Taking a passive-aggressive approach to air quality awareness, Swedish pharmacy Apoteket Hjärtat and agency Åkestam Holst created a billboard that “coughed” at nearby smokers. Using outdoor smoke detectors, the digital billboard identified when people in the vicinity were smoking and responded by sending a man, who was displayed on the billboard's screen like a seemingly traditional ad, into a hacking fit. It then presented a series of nicotine patches and other products available at the pharmacy to help people kick the habit.

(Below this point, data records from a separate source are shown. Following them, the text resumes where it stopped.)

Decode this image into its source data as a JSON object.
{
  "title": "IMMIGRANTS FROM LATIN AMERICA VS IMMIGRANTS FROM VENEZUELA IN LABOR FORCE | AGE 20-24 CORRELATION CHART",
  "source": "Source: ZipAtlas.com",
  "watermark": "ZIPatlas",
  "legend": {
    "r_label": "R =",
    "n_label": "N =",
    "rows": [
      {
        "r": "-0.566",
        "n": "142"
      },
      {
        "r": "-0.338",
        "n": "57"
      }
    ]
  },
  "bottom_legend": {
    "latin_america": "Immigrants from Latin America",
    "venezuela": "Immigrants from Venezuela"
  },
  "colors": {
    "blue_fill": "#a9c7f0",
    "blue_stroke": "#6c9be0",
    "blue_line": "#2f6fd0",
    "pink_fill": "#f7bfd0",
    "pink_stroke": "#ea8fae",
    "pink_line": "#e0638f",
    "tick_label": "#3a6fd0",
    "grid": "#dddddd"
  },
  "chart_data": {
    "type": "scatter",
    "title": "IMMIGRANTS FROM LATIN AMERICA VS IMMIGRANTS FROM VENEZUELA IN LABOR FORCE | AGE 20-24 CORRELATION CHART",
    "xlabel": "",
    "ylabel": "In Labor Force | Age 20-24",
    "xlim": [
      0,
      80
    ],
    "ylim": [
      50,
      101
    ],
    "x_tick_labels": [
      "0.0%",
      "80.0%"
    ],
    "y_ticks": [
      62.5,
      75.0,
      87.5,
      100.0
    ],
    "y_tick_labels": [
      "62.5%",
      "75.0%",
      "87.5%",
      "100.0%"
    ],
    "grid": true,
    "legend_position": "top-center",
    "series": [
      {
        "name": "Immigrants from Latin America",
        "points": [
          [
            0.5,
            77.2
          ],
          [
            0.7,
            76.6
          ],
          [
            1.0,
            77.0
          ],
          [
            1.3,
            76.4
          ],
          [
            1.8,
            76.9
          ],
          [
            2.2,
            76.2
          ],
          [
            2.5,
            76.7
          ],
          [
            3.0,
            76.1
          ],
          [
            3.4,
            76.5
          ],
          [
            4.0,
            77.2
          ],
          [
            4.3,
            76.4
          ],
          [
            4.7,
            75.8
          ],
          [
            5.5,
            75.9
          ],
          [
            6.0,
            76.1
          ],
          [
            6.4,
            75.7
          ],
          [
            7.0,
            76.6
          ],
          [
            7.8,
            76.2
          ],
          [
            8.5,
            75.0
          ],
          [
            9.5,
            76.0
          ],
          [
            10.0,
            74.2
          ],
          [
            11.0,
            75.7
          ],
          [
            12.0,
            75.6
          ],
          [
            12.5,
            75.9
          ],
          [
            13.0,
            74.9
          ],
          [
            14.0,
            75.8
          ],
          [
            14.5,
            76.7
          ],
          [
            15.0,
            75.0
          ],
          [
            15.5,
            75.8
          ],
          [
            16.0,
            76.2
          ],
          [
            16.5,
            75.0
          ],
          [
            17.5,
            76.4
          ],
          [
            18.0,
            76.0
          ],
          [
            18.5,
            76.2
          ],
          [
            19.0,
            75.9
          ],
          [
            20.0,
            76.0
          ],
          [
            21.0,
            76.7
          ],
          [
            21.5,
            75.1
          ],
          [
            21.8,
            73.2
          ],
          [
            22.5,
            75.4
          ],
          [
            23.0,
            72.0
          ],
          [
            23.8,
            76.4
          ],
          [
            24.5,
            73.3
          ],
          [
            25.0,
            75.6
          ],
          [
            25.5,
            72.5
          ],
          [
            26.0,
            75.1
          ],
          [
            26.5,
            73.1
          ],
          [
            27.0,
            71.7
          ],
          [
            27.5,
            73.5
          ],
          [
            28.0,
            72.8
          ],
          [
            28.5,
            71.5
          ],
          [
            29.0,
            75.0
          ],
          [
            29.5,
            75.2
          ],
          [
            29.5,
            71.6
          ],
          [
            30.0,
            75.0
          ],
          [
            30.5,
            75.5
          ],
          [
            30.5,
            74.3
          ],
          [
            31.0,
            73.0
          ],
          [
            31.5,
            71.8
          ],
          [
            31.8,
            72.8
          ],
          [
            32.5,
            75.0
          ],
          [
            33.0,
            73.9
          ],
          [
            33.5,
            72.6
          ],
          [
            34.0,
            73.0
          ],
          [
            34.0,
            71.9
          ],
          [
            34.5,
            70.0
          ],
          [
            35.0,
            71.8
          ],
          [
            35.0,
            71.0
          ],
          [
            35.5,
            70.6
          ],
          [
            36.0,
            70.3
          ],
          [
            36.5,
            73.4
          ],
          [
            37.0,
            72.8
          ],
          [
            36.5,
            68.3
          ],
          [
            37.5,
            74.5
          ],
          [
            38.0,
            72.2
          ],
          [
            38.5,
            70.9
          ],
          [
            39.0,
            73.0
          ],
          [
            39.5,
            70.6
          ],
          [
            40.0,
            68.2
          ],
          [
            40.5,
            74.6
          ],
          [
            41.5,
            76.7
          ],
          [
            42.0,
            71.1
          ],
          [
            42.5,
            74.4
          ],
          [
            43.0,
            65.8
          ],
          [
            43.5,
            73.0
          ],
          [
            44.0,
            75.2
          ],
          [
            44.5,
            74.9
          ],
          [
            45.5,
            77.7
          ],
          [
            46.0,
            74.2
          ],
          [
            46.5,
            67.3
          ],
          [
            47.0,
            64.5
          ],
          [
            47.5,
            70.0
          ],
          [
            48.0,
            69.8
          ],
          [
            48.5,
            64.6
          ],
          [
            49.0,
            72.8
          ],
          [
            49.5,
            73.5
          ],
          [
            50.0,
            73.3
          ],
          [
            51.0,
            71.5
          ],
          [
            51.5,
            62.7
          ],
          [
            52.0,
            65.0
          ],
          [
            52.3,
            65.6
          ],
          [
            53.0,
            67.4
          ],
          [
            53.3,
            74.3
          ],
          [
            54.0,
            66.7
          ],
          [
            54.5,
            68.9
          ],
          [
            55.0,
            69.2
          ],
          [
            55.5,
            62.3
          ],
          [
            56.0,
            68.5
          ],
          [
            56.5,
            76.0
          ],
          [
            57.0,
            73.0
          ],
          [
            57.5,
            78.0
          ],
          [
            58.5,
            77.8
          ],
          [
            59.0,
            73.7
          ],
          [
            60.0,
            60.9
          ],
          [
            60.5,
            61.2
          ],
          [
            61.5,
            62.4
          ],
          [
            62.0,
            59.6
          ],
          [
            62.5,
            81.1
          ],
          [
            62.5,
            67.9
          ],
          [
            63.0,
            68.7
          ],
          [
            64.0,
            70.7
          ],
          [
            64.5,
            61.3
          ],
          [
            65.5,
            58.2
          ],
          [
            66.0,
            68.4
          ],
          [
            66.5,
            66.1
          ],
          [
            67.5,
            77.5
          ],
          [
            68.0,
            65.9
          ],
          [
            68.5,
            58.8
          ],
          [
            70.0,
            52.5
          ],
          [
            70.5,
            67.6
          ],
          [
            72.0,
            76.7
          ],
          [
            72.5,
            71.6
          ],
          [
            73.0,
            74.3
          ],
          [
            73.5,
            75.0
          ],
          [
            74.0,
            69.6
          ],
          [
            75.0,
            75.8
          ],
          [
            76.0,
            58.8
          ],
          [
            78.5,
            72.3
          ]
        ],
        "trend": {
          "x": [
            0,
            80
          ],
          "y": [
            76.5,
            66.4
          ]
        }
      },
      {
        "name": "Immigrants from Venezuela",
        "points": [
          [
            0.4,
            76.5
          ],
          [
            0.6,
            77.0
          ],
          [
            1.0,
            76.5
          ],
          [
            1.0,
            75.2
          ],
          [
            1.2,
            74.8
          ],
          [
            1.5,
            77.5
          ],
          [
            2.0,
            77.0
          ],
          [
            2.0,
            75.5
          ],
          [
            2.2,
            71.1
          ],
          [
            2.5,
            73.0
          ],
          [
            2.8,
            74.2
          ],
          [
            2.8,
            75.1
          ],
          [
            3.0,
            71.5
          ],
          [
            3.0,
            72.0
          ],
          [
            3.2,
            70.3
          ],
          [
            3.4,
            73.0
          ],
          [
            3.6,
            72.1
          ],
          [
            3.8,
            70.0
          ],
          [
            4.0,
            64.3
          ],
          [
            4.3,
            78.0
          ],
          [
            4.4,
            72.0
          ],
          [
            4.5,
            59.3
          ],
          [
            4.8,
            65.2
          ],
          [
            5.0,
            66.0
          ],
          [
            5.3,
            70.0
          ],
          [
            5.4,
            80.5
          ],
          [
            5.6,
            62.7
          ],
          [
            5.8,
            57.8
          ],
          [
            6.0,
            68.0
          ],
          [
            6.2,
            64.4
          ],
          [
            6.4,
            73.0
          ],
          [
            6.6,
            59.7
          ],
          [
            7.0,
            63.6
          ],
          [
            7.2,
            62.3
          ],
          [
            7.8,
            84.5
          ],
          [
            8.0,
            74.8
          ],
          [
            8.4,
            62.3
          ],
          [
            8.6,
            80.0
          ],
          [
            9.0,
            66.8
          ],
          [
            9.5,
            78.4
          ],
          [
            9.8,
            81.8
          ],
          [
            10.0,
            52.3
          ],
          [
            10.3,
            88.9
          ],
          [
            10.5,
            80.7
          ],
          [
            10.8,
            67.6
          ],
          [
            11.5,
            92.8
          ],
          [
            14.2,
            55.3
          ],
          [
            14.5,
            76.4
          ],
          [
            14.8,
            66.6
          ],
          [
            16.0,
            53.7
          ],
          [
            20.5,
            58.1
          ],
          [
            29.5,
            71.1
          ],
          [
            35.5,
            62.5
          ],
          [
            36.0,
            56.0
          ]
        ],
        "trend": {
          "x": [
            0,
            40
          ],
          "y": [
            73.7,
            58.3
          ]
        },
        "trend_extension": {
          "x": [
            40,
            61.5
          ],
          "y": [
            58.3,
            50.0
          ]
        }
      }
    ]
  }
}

Italian outdoor media company Urban Vision developed a system called Ad/Sorbent that's helping to reduce air pollution in Rome, Milan, and London by wrapping billboards in a special material called “The Breath.” The material uses a series of nano-molecules and the local atmosphere’s natural air flow to remove harmful pollutants such as nitrous oxides, sulphur oxides, and particulates. By installing 250 square meters of the material over a one year period, The Breath’s inventors claim its impact on the environment is the equivalent of removing pollution from more than 750,000 unleaded vehicles and 300,000 diesel cars.